Thomas Gabriel wrote:
> (since I am using a Axoclamp 2B amplifier i prefer
> current-clamp mode). I expected the remaining PSPs to be gabaergic
> thought that i should be able to block them with bicuculine.
I strongly suggest that you use voltage clamp for this. First, you are
asking about "GABAa currents", and currents can be directly measured in
voltage clamp, but can only be indirectly inferred in current clamp.

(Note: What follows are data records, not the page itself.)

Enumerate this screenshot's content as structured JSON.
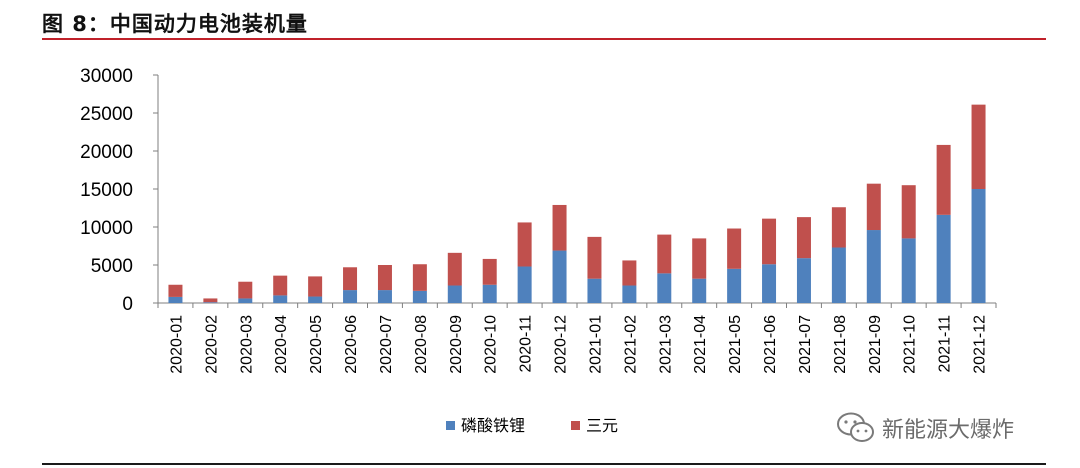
{
  "title": "图 8：中国动力电池装机量",
  "watermark": "新能源大爆炸",
  "colors": {
    "lfp": "#4f81bd",
    "ncm": "#c0504d",
    "accent": "#c0212a"
  },
  "chart_data": {
    "type": "bar",
    "stacked": true,
    "categories": [
      "2020-01",
      "2020-02",
      "2020-03",
      "2020-04",
      "2020-05",
      "2020-06",
      "2020-07",
      "2020-08",
      "2020-09",
      "2020-10",
      "2020-11",
      "2020-12",
      "2021-01",
      "2021-02",
      "2021-03",
      "2021-04",
      "2021-05",
      "2021-06",
      "2021-07",
      "2021-08",
      "2021-09",
      "2021-10",
      "2021-11",
      "2021-12"
    ],
    "series": [
      {
        "name": "磷酸铁锂",
        "color": "#4f81bd",
        "values": [
          800,
          100,
          600,
          1000,
          850,
          1700,
          1700,
          1600,
          2300,
          2400,
          4800,
          6900,
          3200,
          2300,
          3900,
          3200,
          4500,
          5100,
          5900,
          7300,
          9600,
          8500,
          11600,
          15000
        ]
      },
      {
        "name": "三元",
        "color": "#c0504d",
        "values": [
          1600,
          500,
          2200,
          2600,
          2650,
          3000,
          3300,
          3500,
          4300,
          3400,
          5800,
          6000,
          5500,
          3300,
          5100,
          5300,
          5300,
          6000,
          5400,
          5300,
          6100,
          7000,
          9200,
          11100
        ]
      }
    ],
    "ylim": [
      0,
      30000
    ],
    "yticks": [
      "0",
      "5000",
      "10000",
      "15000",
      "20000",
      "25000",
      "30000"
    ],
    "xlabel": "",
    "ylabel": "",
    "legend": "bottom-center",
    "grid": false
  }
}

Second, you didn't specify whether you're doing whole-cell or sharp
electrode recording, or what your chloride gradient is, but it could be
that you are sitting too close to ECl to actually get any voltage
change, even if the GABA conductance is large. If you were sitting
exactly at ECl, you would see no PSP even if the synaptic conductances
The ideal experiment would be to use whole-cell voltage clamp, with
symmetrical chloride internally and externally (CsCl internal solution
would also help reduce noise through leak channels, but KCl would be
fine too), hold the cell around -60 mV, and use DNQX/APV. Under these
conditions you could normally record pretty small currents (e.g.,
mIPSCs as smal as 5 pA).
I think the worst scenario would be to use sharp electrodes filled with
1 M KCl and do current clamp, because then you have really no idea
where ECl is, or whether you're near it or not. But if you have to do
it this way, I would again use DNQX/APV, and try to measure PSPs over a
very large range of Vm, say from -120 right up to 0 mV if possible
(though the recording would get pretty wobbly up there).
If all you really want to do is to make sure your bicuculline works,
then you could also try pressure applying GABA directly to the cell
body (or bath applying it, but that will not work as well at all
because GABA receptors desensitize during long exposures). This should
activate pretty huge conductances (e.g., tens of nS in hippocampal
neurons), which you could detect even if you're already at ECl by
injecting periodic current pulses away from rest (i.e., if a
conductance opens, the voltage response to the pulses will get
smaller). Then bath apply bicuculline (10-50 uM) and see if the pulse
responses go back to their original size.